Sunday, February 27, 2011

Big Book- Luke

It is undeniable that The Making of the English Working Class is a really big book. At over 800 pages of thin pages and single spaced tiny type, Thompson covers a huge range of topics with sensitive attention to every possible source and counterargument. What really comes through the text for me, though, is the sheer amount of information that has to be covered in order to provide an accurate picture of a society or a class. In many ways, I feel that anyone can agree that Thompson has given us the clearest sense of a way of life for a class compared to the other writers we have read this semester. And I think that's due to his painstaking reconstruction of the social situation. One cannot be reductive when talking about social relations; society is a complex, undivided body of ideas and practices. Rather than giving the reader a simplified image of weavers as uniformly oppressed, he shows how different weavers had totally different experiences based on location and situation. By providing us with a glimpse into the lives of other classes as well as the political and economic changes in England.

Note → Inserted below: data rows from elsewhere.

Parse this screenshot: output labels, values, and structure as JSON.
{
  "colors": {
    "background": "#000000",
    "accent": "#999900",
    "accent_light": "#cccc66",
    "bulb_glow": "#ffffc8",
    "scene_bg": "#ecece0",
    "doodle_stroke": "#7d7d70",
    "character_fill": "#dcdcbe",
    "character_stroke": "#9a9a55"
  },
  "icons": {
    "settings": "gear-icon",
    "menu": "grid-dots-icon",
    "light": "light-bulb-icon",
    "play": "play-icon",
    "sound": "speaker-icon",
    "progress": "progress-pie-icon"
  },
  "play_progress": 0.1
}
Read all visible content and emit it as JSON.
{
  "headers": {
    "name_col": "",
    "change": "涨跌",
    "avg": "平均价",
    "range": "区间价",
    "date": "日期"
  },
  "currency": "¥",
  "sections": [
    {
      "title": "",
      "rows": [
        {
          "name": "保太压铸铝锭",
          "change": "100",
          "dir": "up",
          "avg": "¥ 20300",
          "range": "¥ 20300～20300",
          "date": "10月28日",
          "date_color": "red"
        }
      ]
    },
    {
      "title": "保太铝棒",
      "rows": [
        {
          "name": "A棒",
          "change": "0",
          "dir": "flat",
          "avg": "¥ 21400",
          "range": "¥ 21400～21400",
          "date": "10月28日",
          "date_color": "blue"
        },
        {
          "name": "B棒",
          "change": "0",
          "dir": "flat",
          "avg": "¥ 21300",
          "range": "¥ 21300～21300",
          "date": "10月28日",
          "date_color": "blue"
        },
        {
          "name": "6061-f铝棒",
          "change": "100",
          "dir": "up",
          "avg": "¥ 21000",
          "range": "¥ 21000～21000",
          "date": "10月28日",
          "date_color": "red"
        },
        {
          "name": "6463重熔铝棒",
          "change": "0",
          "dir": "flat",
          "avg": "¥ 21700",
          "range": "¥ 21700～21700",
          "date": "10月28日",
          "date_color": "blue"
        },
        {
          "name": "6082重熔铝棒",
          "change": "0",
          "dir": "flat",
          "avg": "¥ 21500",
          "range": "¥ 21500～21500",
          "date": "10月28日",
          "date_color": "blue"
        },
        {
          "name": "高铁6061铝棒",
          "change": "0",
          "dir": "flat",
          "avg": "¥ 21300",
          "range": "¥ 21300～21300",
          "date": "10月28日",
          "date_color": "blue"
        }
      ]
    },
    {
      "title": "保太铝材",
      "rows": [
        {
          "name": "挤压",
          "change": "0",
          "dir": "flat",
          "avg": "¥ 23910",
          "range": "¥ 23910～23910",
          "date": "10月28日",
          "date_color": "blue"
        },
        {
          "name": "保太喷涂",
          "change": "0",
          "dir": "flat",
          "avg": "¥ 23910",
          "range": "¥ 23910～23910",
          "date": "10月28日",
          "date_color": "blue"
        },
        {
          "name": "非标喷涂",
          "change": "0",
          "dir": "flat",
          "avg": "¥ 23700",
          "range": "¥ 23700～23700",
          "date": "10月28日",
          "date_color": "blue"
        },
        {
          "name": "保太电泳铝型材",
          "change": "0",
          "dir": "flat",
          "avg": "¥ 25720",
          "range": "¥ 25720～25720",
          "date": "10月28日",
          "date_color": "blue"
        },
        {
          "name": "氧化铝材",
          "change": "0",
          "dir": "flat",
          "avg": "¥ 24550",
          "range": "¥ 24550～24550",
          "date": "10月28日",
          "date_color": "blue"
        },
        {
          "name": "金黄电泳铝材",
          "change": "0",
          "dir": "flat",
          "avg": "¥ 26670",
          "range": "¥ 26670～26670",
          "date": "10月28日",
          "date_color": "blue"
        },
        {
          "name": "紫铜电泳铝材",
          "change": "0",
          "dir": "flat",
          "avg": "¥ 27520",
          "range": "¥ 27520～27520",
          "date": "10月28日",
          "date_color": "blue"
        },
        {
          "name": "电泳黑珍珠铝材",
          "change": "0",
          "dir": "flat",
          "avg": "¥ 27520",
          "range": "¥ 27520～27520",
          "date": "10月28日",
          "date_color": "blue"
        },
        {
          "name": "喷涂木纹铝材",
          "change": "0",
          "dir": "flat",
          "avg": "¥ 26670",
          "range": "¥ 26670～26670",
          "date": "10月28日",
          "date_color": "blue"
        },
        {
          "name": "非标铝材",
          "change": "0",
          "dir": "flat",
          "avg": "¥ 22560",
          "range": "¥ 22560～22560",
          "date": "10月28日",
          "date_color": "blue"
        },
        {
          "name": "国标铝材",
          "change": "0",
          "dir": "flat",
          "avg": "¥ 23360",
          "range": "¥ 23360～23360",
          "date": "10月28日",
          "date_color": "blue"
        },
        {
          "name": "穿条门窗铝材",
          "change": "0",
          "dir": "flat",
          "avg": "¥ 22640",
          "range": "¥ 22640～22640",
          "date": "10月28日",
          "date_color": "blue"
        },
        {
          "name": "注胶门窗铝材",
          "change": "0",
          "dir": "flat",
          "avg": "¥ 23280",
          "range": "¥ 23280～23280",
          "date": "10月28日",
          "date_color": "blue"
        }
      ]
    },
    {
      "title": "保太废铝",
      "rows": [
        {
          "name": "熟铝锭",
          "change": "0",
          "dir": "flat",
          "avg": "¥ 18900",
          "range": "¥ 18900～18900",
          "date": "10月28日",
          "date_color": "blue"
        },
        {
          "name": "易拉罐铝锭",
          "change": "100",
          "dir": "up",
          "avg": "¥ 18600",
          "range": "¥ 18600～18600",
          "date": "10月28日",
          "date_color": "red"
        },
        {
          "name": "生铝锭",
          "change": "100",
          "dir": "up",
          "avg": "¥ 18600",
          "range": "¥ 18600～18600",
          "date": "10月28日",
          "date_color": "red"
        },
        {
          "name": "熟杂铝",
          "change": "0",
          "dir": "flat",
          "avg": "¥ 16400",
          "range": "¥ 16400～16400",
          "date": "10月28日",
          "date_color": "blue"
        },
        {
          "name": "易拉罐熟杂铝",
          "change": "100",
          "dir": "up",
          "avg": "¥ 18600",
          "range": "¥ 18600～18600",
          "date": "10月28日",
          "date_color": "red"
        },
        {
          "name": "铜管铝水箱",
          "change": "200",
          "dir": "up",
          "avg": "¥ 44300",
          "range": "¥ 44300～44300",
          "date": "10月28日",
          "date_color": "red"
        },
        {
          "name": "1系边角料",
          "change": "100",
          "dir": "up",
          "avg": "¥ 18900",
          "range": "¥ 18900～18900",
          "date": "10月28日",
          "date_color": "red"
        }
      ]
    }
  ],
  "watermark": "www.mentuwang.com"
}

Despite his broad view of history, though, I am impressed that he still manages to covey a strong argument. He revises the standard view of the Industrial Revolution as something that "just happened," pointing out that real decisions made by real people shaped the course of history. Thompson points out that history often seems logical and obvious, but actually was shaped by contentious decisions. Additionally, there were clear cultural reasons for movements divorced from the pure economic relations of traditional marxism. He points out the ways in which status influenced artisans' consciousness during the shift to capitalism in the 18th and 19th century. The rapid shift of status of weavers led to their opinionated dissent against laissez faire economic policy. By revealing the cultural shifts of the Industrial Revolution, Thompson underscores the complexity of historical movements and the creation of class.